Der wird erst — der Zärtling verträgt nichts — betrunken gemacht; ein Kinderspiel für Jago in der Siegesnacht, der Hochzeitsnacht; es gibt Streit mit Rodrigo, Cassios Degen fliegt aus der Scheide, Jago sorgt dafür, daß die Sturmglocke geläutet wird, der Gouverneur von Zypern, der dazwischen tritt, wird schwer verwundet, Othello eilt herbei: Cassio wird abgesetzt.

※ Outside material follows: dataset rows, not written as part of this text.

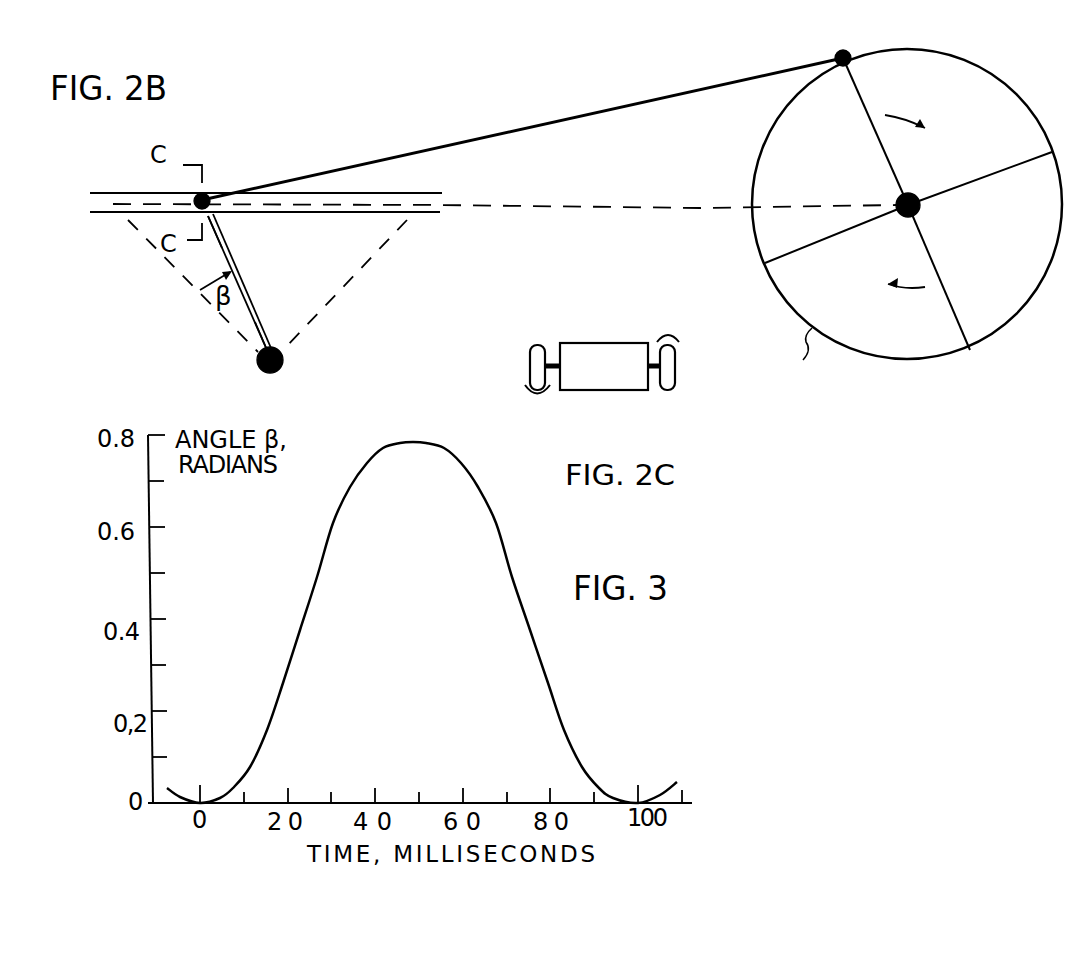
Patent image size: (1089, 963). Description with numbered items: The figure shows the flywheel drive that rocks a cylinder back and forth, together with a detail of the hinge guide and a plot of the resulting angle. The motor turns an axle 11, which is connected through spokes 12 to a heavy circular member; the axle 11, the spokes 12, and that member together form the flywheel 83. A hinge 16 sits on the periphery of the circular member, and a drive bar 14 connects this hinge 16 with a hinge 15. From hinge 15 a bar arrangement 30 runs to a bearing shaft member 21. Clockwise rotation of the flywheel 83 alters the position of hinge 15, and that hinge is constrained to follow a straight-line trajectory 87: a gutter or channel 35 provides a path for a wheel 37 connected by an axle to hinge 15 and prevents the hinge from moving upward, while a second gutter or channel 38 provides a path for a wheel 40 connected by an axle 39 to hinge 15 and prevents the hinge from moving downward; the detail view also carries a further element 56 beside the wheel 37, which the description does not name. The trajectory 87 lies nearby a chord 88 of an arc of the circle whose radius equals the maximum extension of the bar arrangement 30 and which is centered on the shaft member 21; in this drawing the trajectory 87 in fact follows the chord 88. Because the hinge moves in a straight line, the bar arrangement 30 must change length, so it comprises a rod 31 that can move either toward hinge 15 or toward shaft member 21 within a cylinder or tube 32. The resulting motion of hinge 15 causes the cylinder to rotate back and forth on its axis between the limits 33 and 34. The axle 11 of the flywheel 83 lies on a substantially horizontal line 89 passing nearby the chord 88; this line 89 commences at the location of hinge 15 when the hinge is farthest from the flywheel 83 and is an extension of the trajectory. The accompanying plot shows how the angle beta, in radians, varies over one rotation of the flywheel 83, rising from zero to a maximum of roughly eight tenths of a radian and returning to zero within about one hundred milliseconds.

In FIG. 2B, the axle 11 is at (898, 198).
In FIG. 2B, the spokes 12 is at (867, 111).
In FIG. 2B, the drive bar 14 is at (522, 129).
In FIG. 2B, the hinge 15 is at (190, 192).
In FIG. 2C, the hinge 15 is at (604, 366).
In FIG. 2B, the hinge 16 is at (860, 42).
In FIG. 2B, the bearing shaft member 21 is at (253, 362).
In FIG. 2B, the bar arrangement 30 is at (247, 253).
In FIG. 2B, the rod 31 is at (217, 217).
In FIG. 2B, the cylinder or tube 32 is at (260, 318).
In FIG. 2B, the limit 33 is at (173, 273).
In FIG. 2B, the limit 34 is at (352, 273).
In FIG. 2B, the gutter or channel 35 is at (110, 188).
In FIG. 2C, the gutter or channel 35 is at (673, 333).
In FIG. 2C, the wheel 37 is at (675, 382).
In FIG. 2B, the second gutter or channel 38 is at (112, 218).
In FIG. 2C, the second gutter or channel 38 is at (537, 405).
In FIG. 2C, the axle 39 is at (557, 362).
In FIG. 2C, the wheel 40 is at (511, 364).
In FIG. 2C, the axle 56 is at (655, 383).
In FIG. 2B, the flywheel 83 is at (960, 60).
In FIG. 2B, the straight-line trajectory 87 is at (328, 207).
In FIG. 2B, the chord 88 is at (328, 207).
In FIG. 2B, the horizontal line 89 is at (693, 207).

Wer weiß, ob das endgültig wäre? Bei der gutmütigen Natur des Mohren? Und überdies, der muß gepeinigt werden. Jago macht gern ganze Arbeit. Das Spiel ist noch nicht zu Ende. Jetzt muß Cassio Desdemona zur Fürsprecherin wählen, sofort, sowie der Tag dämmert; und wie nun Cassio, von Jagos gefügiger Frau hingebracht, bei Desdemona im Garten ist, bringt Jago Othello von ungefähr dazu:

Hah! das gefällt mir nicht —

um sich dann gleich auf die Lippen zu beißen; er will nichts gesagt haben.

In Othello wühlt es unterirdisch: er spricht zerstreut, freundlich, beherrscht weiter; aber er will bald allein sein; kaum weiß er, warum. Doch Jago läßt ihn nicht los; klug flicht er allgemeine Betrachtungen über Sein und Scheinen in ein Gespräch über Cassio. Und dabei fällt immer mal eine Andeutung; und Othello muß merken, daß der treue Gesell behutsam und schonend zu ihm spricht. Vor ein paar Stunden hatte Cassio in seiner Verzweiflung allerlei pathetische Dinge über den guten Namen gesagt; die wendet Jago jetzt Othello gegenüber an der rechten Stelle an. Dann warnt er seinen General vor der Eifersucht, noch ehe der sie im Oberbewußtsein hat.

Eifersucht? Als langen, bohrenden Zustand? Wohl gar als ekle Gewohnheit, auf dem Grunde der beinahe zur Mode gewordenen Voraussetzung der Männer, daß die Frauen sie alle zum Hahnrei machen? So eine Ehe? Nein, das ist für Othello nicht auszudenken. Darum ist er nicht so lange Junggeselle geblieben; darum hat er nicht sich einer Desdemona in heilig verehrender Liebe geneigt. Wie hatte er sie doch begrüßt, als sie nach Flucht, Trennung und Wettersturm endlich vereinigt waren?